Tackling a monolith - where to begin?
In the previous post, we saw what microservices are. We also looked at how they differ from the big monolithic apps.
In the startup/earlier days, you did a file => new project in Visual Studio or your favorite IDE, designed some perfectly normalized SQL database, brought in an ORM on top of it for reasons. It worked great for a while. You brought in teams of people to do heads down development. The app has grown in size along with the user base and the org. With that, you are running into problems that you didn't anticipate before. The application is feeling slower, the complaints of timeout are coming in and bug reports are increasing. The backlog of new features is starting to look bigger. The tech debt is out of control. Engineering teams are frustrated at best because they know there are problems but their hands are tied. They have pushed some of the processing to the scheduled jobs but now those jobs are running into problems. The app is feeling like a giant monolith. The business functions are vertical in nature but the supporting IT teams and solutions are cross-cutting. This has increased coupling and complexity of the system. Even smaller changes take huge app deployment lasting hours which scares everyone. The delivery to production takes longer than ever, adding to the frustration. The current infrastructure has been pushed beyond its limits. The question of scaling further is very real. Breaking this app makes sense based on all the material out there but where to begin? How do we create microservices out of this while delivering features that keep the business viable? Tackling up the monolith seems like a necessary step but how do we justify the costs for breaking it up? How do we convince the business that this is not just another refactoring effort from the engineering team? Very real questions! This is a very common scenario these days. Where do we begin when El Capitan of a monolith is staring you right in the face?

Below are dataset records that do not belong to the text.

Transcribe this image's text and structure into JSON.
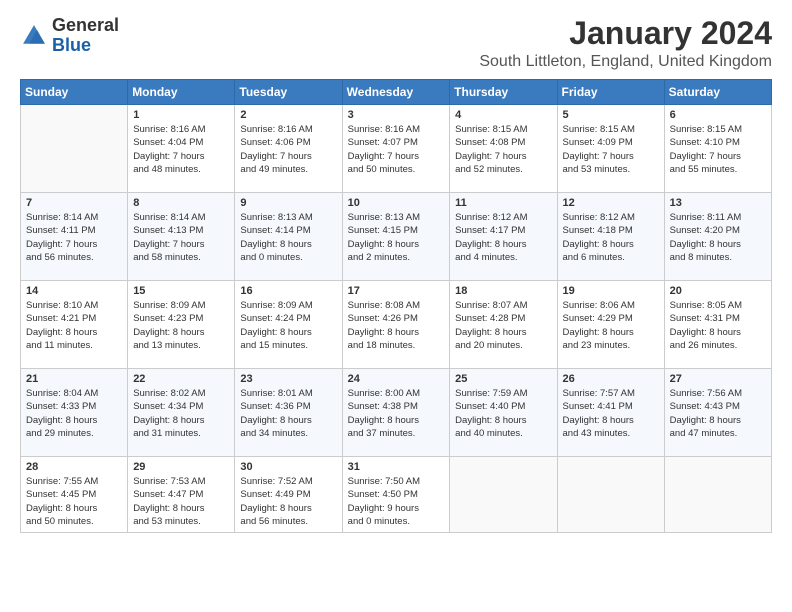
{
  "header": {
    "logo": {
      "general": "General",
      "blue": "Blue"
    },
    "title": "January 2024",
    "location": "South Littleton, England, United Kingdom"
  },
  "calendar": {
    "days_of_week": [
      "Sunday",
      "Monday",
      "Tuesday",
      "Wednesday",
      "Thursday",
      "Friday",
      "Saturday"
    ],
    "weeks": [
      [
        {
          "day": "",
          "info": ""
        },
        {
          "day": "1",
          "info": "Sunrise: 8:16 AM\nSunset: 4:04 PM\nDaylight: 7 hours\nand 48 minutes."
        },
        {
          "day": "2",
          "info": "Sunrise: 8:16 AM\nSunset: 4:06 PM\nDaylight: 7 hours\nand 49 minutes."
        },
        {
          "day": "3",
          "info": "Sunrise: 8:16 AM\nSunset: 4:07 PM\nDaylight: 7 hours\nand 50 minutes."
        },
        {
          "day": "4",
          "info": "Sunrise: 8:15 AM\nSunset: 4:08 PM\nDaylight: 7 hours\nand 52 minutes."
        },
        {
          "day": "5",
          "info": "Sunrise: 8:15 AM\nSunset: 4:09 PM\nDaylight: 7 hours\nand 53 minutes."
        },
        {
          "day": "6",
          "info": "Sunrise: 8:15 AM\nSunset: 4:10 PM\nDaylight: 7 hours\nand 55 minutes."
        }
      ],
      [
        {
          "day": "7",
          "info": "Sunrise: 8:14 AM\nSunset: 4:11 PM\nDaylight: 7 hours\nand 56 minutes."
        },
        {
          "day": "8",
          "info": "Sunrise: 8:14 AM\nSunset: 4:13 PM\nDaylight: 7 hours\nand 58 minutes."
        },
        {
          "day": "9",
          "info": "Sunrise: 8:13 AM\nSunset: 4:14 PM\nDaylight: 8 hours\nand 0 minutes."
        },
        {
          "day": "10",
          "info": "Sunrise: 8:13 AM\nSunset: 4:15 PM\nDaylight: 8 hours\nand 2 minutes."
        },
        {
          "day": "11",
          "info": "Sunrise: 8:12 AM\nSunset: 4:17 PM\nDaylight: 8 hours\nand 4 minutes."
        },
        {
          "day": "12",
          "info": "Sunrise: 8:12 AM\nSunset: 4:18 PM\nDaylight: 8 hours\nand 6 minutes."
        },
        {
          "day": "13",
          "info": "Sunrise: 8:11 AM\nSunset: 4:20 PM\nDaylight: 8 hours\nand 8 minutes."
        }
      ],
      [
        {
          "day": "14",
          "info": "Sunrise: 8:10 AM\nSunset: 4:21 PM\nDaylight: 8 hours\nand 11 minutes."
        },
        {
          "day": "15",
          "info": "Sunrise: 8:09 AM\nSunset: 4:23 PM\nDaylight: 8 hours\nand 13 minutes."
        },
        {
          "day": "16",
          "info": "Sunrise: 8:09 AM\nSunset: 4:24 PM\nDaylight: 8 hours\nand 15 minutes."
        },
        {
          "day": "17",
          "info": "Sunrise: 8:08 AM\nSunset: 4:26 PM\nDaylight: 8 hours\nand 18 minutes."
        },
        {
          "day": "18",
          "info": "Sunrise: 8:07 AM\nSunset: 4:28 PM\nDaylight: 8 hours\nand 20 minutes."
        },
        {
          "day": "19",
          "info": "Sunrise: 8:06 AM\nSunset: 4:29 PM\nDaylight: 8 hours\nand 23 minutes."
        },
        {
          "day": "20",
          "info": "Sunrise: 8:05 AM\nSunset: 4:31 PM\nDaylight: 8 hours\nand 26 minutes."
        }
      ],
      [
        {
          "day": "21",
          "info": "Sunrise: 8:04 AM\nSunset: 4:33 PM\nDaylight: 8 hours\nand 29 minutes."
        },
        {
          "day": "22",
          "info": "Sunrise: 8:02 AM\nSunset: 4:34 PM\nDaylight: 8 hours\nand 31 minutes."
        },
        {
          "day": "23",
          "info": "Sunrise: 8:01 AM\nSunset: 4:36 PM\nDaylight: 8 hours\nand 34 minutes."
        },
        {
          "day": "24",
          "info": "Sunrise: 8:00 AM\nSunset: 4:38 PM\nDaylight: 8 hours\nand 37 minutes."
        },
        {
          "day": "25",
          "info": "Sunrise: 7:59 AM\nSunset: 4:40 PM\nDaylight: 8 hours\nand 40 minutes."
        },
        {
          "day": "26",
          "info": "Sunrise: 7:57 AM\nSunset: 4:41 PM\nDaylight: 8 hours\nand 43 minutes."
        },
        {
          "day": "27",
          "info": "Sunrise: 7:56 AM\nSunset: 4:43 PM\nDaylight: 8 hours\nand 47 minutes."
        }
      ],
      [
        {
          "day": "28",
          "info": "Sunrise: 7:55 AM\nSunset: 4:45 PM\nDaylight: 8 hours\nand 50 minutes."
        },
        {
          "day": "29",
          "info": "Sunrise: 7:53 AM\nSunset: 4:47 PM\nDaylight: 8 hours\nand 53 minutes."
        },
        {
          "day": "30",
          "info": "Sunrise: 7:52 AM\nSunset: 4:49 PM\nDaylight: 8 hours\nand 56 minutes."
        },
        {
          "day": "31",
          "info": "Sunrise: 7:50 AM\nSunset: 4:50 PM\nDaylight: 9 hours\nand 0 minutes."
        },
        {
          "day": "",
          "info": ""
        },
        {
          "day": "",
          "info": ""
        },
        {
          "day": "",
          "info": ""
        }
      ]
    ]
  }
}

I have been there. Now, let's take a look at some of the ways.
Take clues from refactoring practices
Over a period of time, all codebases gain some tech debts.There are times when you deliberately punt on problems. The technology changes, the nature of problems is never static and yesterday's solution becomes obsolete. One approach I've taken is to refactor code just a little bit at a time, just around the area that your new feature code is going to touch. Of course you'd need to co-ordinate this with your pull request reviewers so that they don't get surprised by more code changes than necessary. This makes your code a little better today than yesterday. Since it is incremental and scoped to the small area, this can become the team's habit in a short amount of time. As opposed to this, I was never able to sell big bang refactoring to the business or project management. Coincidently, I found this supporting post from Steve Smith essentially stating the same thing. So, when it comes to tackling a monolith, it is essential to take an incremental approach instead of a big bang one.
Business Alignment
One other step that can be done in parallel is to really understand the business domain from the perspectives of bounded contexts. We can start isolating the business processes in a way that they don’t leave their boundaries. This is not a trivial task to undertake. Often times, it involves a lot of different people from the org and knowledge of the existing processes. If the app is constructed in vertical slices instead of layers as shown by Jimmy Bogard in this talk, we can consider that our app is ahead of the game.

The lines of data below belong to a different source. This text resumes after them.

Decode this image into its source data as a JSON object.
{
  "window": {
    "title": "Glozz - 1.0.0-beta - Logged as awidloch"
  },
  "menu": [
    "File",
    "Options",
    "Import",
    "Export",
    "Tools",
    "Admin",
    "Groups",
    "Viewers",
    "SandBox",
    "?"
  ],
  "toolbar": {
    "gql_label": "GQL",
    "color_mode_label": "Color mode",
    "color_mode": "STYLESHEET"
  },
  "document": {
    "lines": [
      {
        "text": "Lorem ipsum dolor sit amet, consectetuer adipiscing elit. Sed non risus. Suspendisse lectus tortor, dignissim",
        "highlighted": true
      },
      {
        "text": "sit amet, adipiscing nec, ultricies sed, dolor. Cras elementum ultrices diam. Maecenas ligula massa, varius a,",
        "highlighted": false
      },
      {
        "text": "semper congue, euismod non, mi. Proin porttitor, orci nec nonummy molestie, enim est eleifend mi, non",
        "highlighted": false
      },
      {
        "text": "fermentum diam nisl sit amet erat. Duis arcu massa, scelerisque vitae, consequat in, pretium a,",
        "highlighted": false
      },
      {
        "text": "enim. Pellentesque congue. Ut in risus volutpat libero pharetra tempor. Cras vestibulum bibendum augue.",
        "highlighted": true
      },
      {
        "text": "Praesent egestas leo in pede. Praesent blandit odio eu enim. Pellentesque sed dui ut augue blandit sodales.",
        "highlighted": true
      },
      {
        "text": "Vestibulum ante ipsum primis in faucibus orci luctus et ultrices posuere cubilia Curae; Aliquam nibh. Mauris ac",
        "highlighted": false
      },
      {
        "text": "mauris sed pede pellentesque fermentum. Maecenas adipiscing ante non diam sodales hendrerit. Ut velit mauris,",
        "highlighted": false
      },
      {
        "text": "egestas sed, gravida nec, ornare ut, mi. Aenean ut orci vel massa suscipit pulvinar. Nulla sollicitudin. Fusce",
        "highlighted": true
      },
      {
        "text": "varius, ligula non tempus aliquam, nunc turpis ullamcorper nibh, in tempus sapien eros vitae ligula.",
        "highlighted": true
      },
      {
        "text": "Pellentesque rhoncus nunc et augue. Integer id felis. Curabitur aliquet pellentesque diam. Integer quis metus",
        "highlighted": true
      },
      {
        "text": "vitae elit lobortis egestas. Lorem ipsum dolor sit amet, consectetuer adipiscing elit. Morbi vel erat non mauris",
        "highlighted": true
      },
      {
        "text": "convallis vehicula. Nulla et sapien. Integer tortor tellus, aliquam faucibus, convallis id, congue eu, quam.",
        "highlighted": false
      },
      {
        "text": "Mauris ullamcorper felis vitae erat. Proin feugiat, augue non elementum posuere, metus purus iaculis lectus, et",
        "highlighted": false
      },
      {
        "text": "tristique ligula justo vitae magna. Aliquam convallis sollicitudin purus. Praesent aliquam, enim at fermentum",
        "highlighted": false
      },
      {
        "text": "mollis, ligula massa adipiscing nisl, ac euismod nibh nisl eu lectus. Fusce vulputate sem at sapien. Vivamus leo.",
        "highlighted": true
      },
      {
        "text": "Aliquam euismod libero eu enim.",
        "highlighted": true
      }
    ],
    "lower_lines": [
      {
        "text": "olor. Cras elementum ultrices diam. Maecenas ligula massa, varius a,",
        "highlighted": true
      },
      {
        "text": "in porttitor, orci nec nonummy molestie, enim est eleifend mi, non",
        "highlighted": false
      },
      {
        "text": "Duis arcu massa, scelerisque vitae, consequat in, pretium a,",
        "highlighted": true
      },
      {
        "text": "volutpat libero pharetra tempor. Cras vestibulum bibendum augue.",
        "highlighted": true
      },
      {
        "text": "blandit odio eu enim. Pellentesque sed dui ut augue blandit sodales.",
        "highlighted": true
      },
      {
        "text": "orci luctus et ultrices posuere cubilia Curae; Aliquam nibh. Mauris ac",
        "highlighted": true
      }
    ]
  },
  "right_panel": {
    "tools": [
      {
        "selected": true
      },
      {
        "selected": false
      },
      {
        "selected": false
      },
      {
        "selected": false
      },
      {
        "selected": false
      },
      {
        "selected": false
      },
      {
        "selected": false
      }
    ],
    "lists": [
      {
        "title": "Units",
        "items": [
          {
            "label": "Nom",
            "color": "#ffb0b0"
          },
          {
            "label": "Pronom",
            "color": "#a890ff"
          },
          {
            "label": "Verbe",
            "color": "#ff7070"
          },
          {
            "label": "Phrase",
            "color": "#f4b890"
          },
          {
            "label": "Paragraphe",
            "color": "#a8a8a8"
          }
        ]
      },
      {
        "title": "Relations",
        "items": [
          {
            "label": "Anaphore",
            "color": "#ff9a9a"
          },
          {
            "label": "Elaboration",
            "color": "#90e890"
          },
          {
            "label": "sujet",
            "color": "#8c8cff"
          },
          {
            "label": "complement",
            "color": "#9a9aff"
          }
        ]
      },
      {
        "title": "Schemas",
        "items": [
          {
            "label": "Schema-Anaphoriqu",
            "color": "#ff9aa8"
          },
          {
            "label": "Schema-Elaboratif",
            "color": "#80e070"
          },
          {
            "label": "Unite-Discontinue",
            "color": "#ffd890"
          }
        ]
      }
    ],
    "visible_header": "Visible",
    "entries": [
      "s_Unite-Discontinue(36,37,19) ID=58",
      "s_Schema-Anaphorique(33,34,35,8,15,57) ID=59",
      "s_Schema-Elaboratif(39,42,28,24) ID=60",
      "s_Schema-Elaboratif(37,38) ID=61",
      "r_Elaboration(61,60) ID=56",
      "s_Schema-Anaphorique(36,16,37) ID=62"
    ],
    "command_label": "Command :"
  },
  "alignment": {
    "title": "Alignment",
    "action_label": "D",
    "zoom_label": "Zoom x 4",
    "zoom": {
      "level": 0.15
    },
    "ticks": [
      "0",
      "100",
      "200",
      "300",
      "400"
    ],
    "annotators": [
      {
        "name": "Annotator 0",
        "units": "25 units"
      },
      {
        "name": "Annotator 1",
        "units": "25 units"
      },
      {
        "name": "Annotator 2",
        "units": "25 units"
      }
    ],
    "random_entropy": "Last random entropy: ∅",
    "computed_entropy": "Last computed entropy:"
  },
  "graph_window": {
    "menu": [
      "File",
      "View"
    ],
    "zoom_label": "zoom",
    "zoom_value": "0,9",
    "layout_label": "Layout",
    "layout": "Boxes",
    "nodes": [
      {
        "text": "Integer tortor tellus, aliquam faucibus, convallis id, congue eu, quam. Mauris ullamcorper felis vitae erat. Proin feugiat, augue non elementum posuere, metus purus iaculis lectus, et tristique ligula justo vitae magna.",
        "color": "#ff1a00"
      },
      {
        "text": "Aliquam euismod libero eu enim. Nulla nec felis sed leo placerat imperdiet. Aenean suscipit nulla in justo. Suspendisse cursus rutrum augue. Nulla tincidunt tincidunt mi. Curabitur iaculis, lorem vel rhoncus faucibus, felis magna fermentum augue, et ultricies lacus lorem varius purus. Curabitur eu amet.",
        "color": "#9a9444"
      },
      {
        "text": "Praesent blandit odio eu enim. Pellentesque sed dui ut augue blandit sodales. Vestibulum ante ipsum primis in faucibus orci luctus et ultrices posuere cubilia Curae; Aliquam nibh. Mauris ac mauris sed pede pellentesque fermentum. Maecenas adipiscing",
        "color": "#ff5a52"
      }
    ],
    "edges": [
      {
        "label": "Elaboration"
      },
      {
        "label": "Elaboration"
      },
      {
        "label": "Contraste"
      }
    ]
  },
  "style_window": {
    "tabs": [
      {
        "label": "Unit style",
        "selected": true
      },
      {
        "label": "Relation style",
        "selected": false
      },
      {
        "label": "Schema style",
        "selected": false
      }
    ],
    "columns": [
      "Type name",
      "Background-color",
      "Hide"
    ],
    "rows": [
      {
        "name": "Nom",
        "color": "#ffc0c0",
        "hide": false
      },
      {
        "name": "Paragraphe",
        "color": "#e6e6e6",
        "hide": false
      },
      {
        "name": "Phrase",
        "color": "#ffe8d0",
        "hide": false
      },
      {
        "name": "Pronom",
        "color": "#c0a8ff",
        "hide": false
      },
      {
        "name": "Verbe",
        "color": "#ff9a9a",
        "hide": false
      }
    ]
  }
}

One reason we want to do this is to understand the misalignment that has happened throughout the organization in terms of teams and functions by horizontal layering. The cross-cutting services for everything may seem appealing at first because of the code reuse, upfront time savings and the costs but it insidiously increases the tight coupling. That happens because the reason for change is not considered. Over a period of time, the gap increase by a natural progression of business processes and the horizontal structure of supporting teams and applications. This leads to too much of cross communication between services. If they are disjointed services, that could end up making the system incredibly chatty.
Another big purpose behind this is to get the organizational buy-in into this type of project. It is important for business to understand why vertical slicing is necessary, how much does it cost currently to deliver a piece of code, how this can directly improve the delivery and the possibilities it opens up from the end user’s perspective. It can also show them places to improve efficiencies by cutting down redundancies.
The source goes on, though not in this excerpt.